Yusqon yang telah bertekad mengentaskan buta aksara terus mencetuskan terobosan untuk menyedot pengunjung TBM Sakila Kerti. Pendekatan demi pendekatan guna menarik simpati warga terminal pun bertahap digencarkan. Saat itu, Yusqon hanya dibantu beberapa relawan termasuk istrinya, Sismiyati (50).
"Sering saya adakan pergelaran seni budaya dan pengajian di terminal Kota Tegal yang isinya menyinggung pentingnya pendidikan. Alhamdulilah, perlahan TBM Sakila Kerti mulai ada pengunjung hingga puluhan per harinya. Kini tercatat yang mendaftarkan diri menjadi pembaca di TBM Sakila kerti sekitar 100 orang. Saya merintis sendiri dengan istri selama dua tahun. Setelah itu baru ada relawan. Kini total relawan yang aktif 15 orang," kata Doktor jebolan Unnes ini.
Menyantrikan para preman
Sepak terjang bapak tiga anak ini dalam mengayuh TBM Sakila Kerti ternyata sampai juga ke telinga Pemerintah. Apresiasi dari berbagai pihak pun turut serta mengiringi laju TBM Sakila Kerti.
Tak hanya sekadar menjadi ruang baca, dalam perkembangannya TBM Sakila Kerti juga mulai bertransformasi menjadi sekolah baru bagi penduduk terminal yang mayoritas berusia di atas remaja. Langkah ini merupakan inovasi Yusqon yang dinamainya "Ladis Song Malam".
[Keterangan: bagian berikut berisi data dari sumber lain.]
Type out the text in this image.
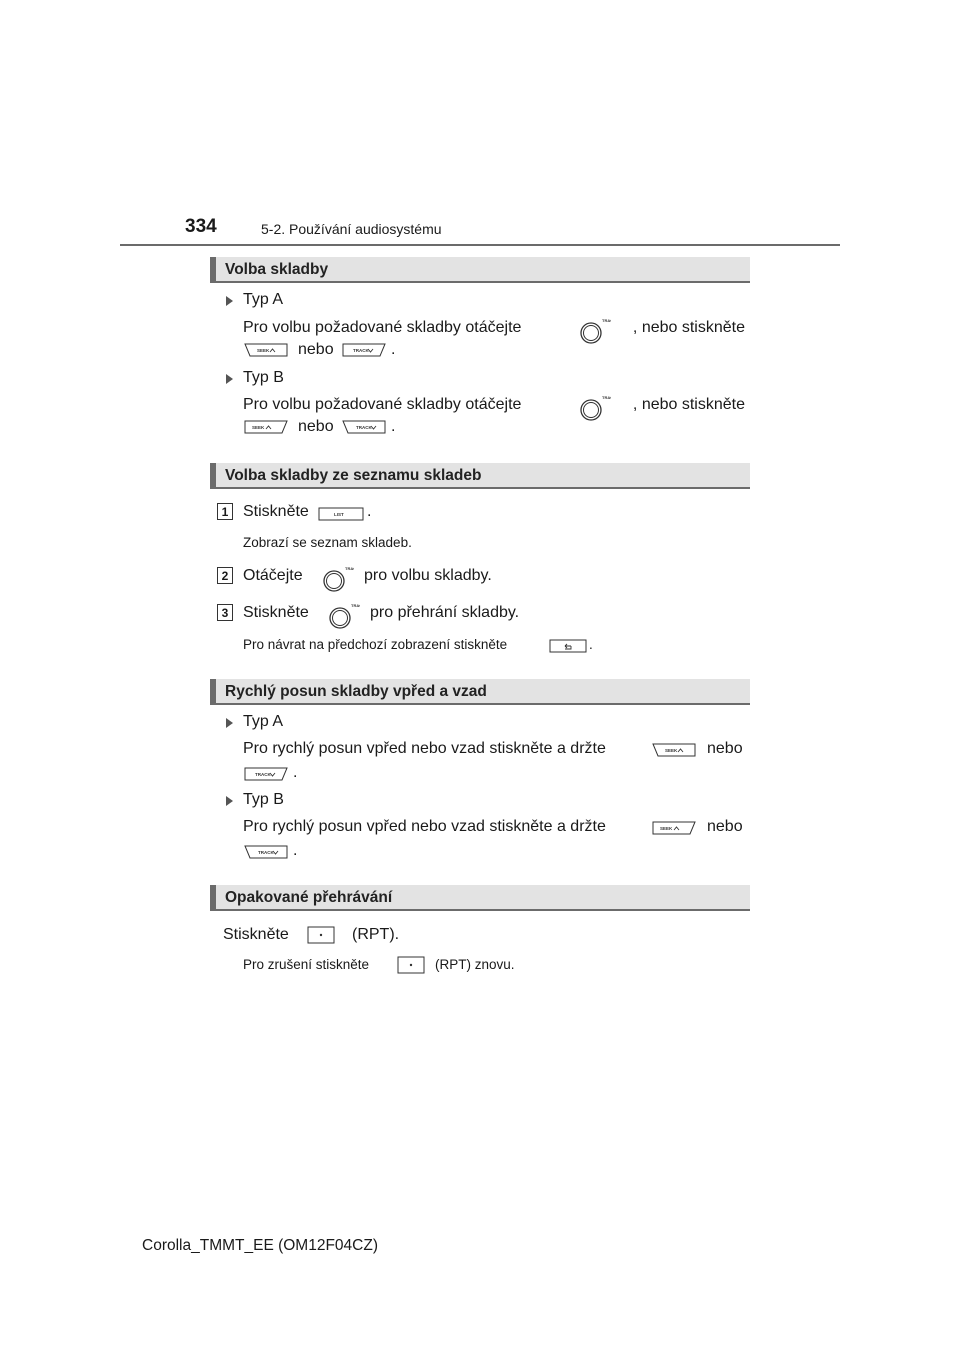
334	5-2. Používání audiosystému
Volba skladby
Typ A
Pro volbu požadované skladby otáčejte	, nebo stiskněte
nebo	.
Typ B
Pro volbu požadované skladby otáčejte	, nebo stiskněte
nebo	.
Volba skladby ze seznamu skladeb
1 Stiskněte	.
Zobrazí se seznam skladeb.
2 Otáčejte	pro volbu skladby.
3 Stiskněte	pro přehrání skladby.
Pro návrat na předchozí zobrazení stiskněte	.
Rychlý posun skladby vpřed a vzad
Typ A
Pro rychlý posun vpřed nebo vzad stiskněte a držte	nebo
.
Typ B
Pro rychlý posun vpřed nebo vzad stiskněte a držte	nebo
.
Opakované přehrávání
Stiskněte	(RPT).
Pro zrušení stiskněte	(RPT) znovu.
Corolla_TMMT_EE (OM12F04CZ)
Ladis Song Malam sendiri kepanjangan dari Layanan dengan Inovasi Simultan untuk Pengasong Masyarakat Lansia Terminal. Target utama dari penerima manfaat kegiatan "Ladis Song Malam" adalah masyarakat miskin dan masyarakat yang termarjinalkan.
Karena menjadi pusat pendidikan non formal, TBM Sakila Kerti pun diperluas menjadi 6 meter x 15 meter, terbagi menjadi beberapa ruangan.
Untuk memanjakan pengunjung terminal dan para pembaca, di halaman depan TBM Sakila Kerti dioperasikan "Gerobak Literasi". Siapapun bisa bersantai sejenak membaca-baca buku gratis sambil menikmati minuman dan makanan yang dibeli di Gerobak Literasi.
Ada beberapa meja dan kursi yang tersedia di Gerobak Literasi. Sepekan sekali, para relawan TBM Sakila Kerti juga berkeliling ke terminal Kota Tegal untuk meminjamkan buku. Hingga saat ini koleksi buku TBM Sakila Kerti sudah sekitar 20.000 buah.
"Rumah akan berkesan baik jika penghuninya baik. Secara rutin kami bekali ratusan penghuni terminal mengaji dan belajar agama. Kami bimbing melalui buku-buku bernuansa agama. Silakan buku dibaca dan dibawa pulang. Ada kelas-kelasnya dengan beberapa pengajar. Yang tidak bisa membaca dan menulis, kami ajari sampai tuntas. Istilahnya kami menyantrikan para preman," tutur Yusqon.